Rezension

Veganer Roman: "Tofu trifft Bratwurst"


Die vegane Lebensweise spielt nicht nur in der Gastronomie eine wachsende Rolle. Immer wieder erreichen uns Romane, in denen es um die vegane Lebensweise geht. So auch der Roman "Tofu trifft Bratwurst" von Alina Alberti und Arne Aureli. Hier unsere Rezension.

In "Tofu trifft Bratwurst" geht es um eine arbeitslose, vegane Köchin und den Betreiber eines gehobenen Wurst-Restaurants, die sich auf einer Kreuzfahrt kennen und lieben lernen.
Alles beginnt damit, dass die Protagonistin Vivian auf dem Kreuzfahrtschiff einen riesigen Streit mit ihrem derzeitigen Freund vom Zaun bricht.

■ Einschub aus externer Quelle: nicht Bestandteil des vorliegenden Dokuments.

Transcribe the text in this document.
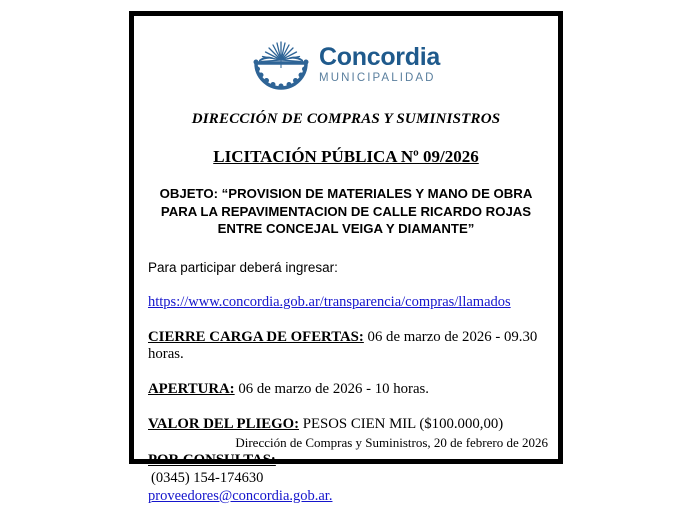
Concordia
MUNICIPALIDAD
DIRECCIÓN DE COMPRAS Y SUMINISTROS
LICITACIÓN PÚBLICA Nº 09/2026
OBJETO: “PROVISION DE MATERIALES Y MANO DE OBRA PARA LA REPAVIMENTACION DE CALLE RICARDO ROJAS ENTRE CONCEJAL VEIGA Y DIAMANTE”
Para participar deberá ingresar:
https://www.concordia.gob.ar/transparencia/compras/llamados
CIERRE CARGA DE OFERTAS: 06 de marzo de 2026 - 09.30 horas.
APERTURA: 06 de marzo de 2026 - 10 horas.
VALOR DEL PLIEGO: PESOS CIEN MIL ($100.000,00)
POR CONSULTAS:
(0345) 154-174630
proveedores@concordia.gob.ar.
Dirección de Compras y Suministros, 20 de febrero de 2026
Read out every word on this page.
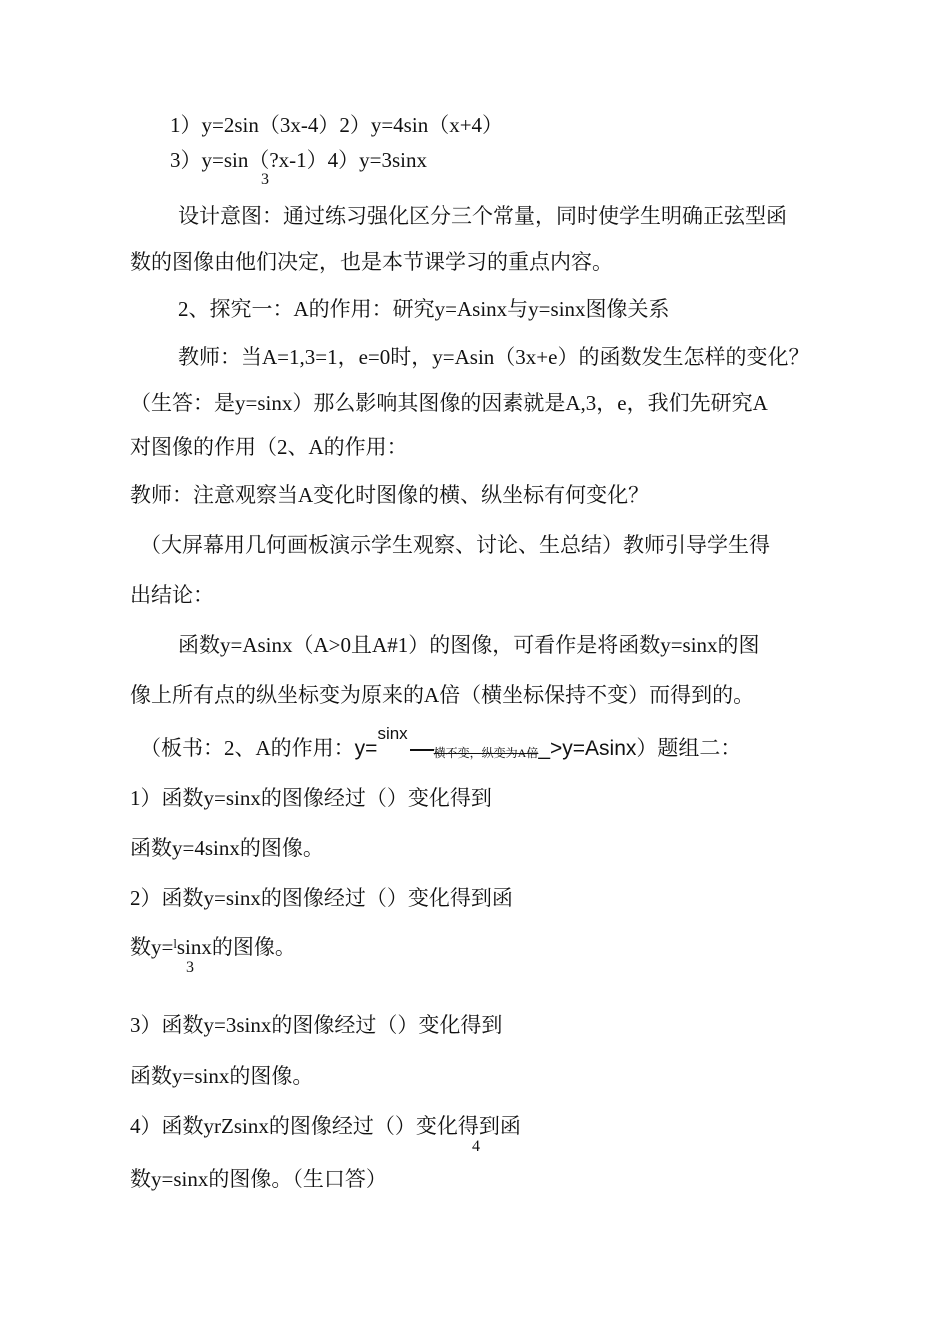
1）y=2sin（3x-4）2）y=4sin（x+4）
3）y=sin（?x-1）4）y=3sinx
3
设计意图：通过练习强化区分三个常量，同时使学生明确正弦型函
数的图像由他们决定，也是本节课学习的重点内容。
2、探究一：A的作用：研究y=Asinx与y=sinx图像关系
教师：当A=1,3=1，e=0时，y=Asin（3x+e）的函数发生怎样的变化？
（生答：是y=sinx）那么影响其图像的因素就是A,3，e，我们先研究A
对图像的作用（2、A的作用：
教师：注意观察当A变化时图像的横、纵坐标有何变化？
（大屏幕用几何画板演示学生观察、讨论、生总结）教师引导学生得
出结论：
函数y=Asinx（A>0且A#1）的图像，可看作是将函数y=sinx的图
像上所有点的纵坐标变为原来的A倍（横坐标保持不变）而得到的。
（板书：2、A的作用：y=$^{sinx}$横不变，纵变为A倍_>y=Asinx）题组二：
1）函数y=sinx的图像经过（）变化得到
函数y=4sinx的图像。
2）函数y=sinx的图像经过（）变化得到函
数y=ˡsinx的图像。
3
3）函数y=3sinx的图像经过（）变化得到
函数y=sinx的图像。
4）函数yrZsinx的图像经过（）变化得到函
4
数y=sinx的图像。（生口答）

Der nämlich möchte gerne die fleischhaltigen Buffets in aller Ruhe genießen, während sie ihn davon abhalten möchte. Dazu hat es offenbar Vereinbarungen gegeben. Jedenfalls endet die Beziehung zu ihrem Freund jäh - und kurze Zeit später fliegt Vivi ihrem zukünftigen Lover in die Arme. Der nämlich fängt sie just in dem Moment auf, als sie auf dem Laufband im Fitnessstudio stürzt.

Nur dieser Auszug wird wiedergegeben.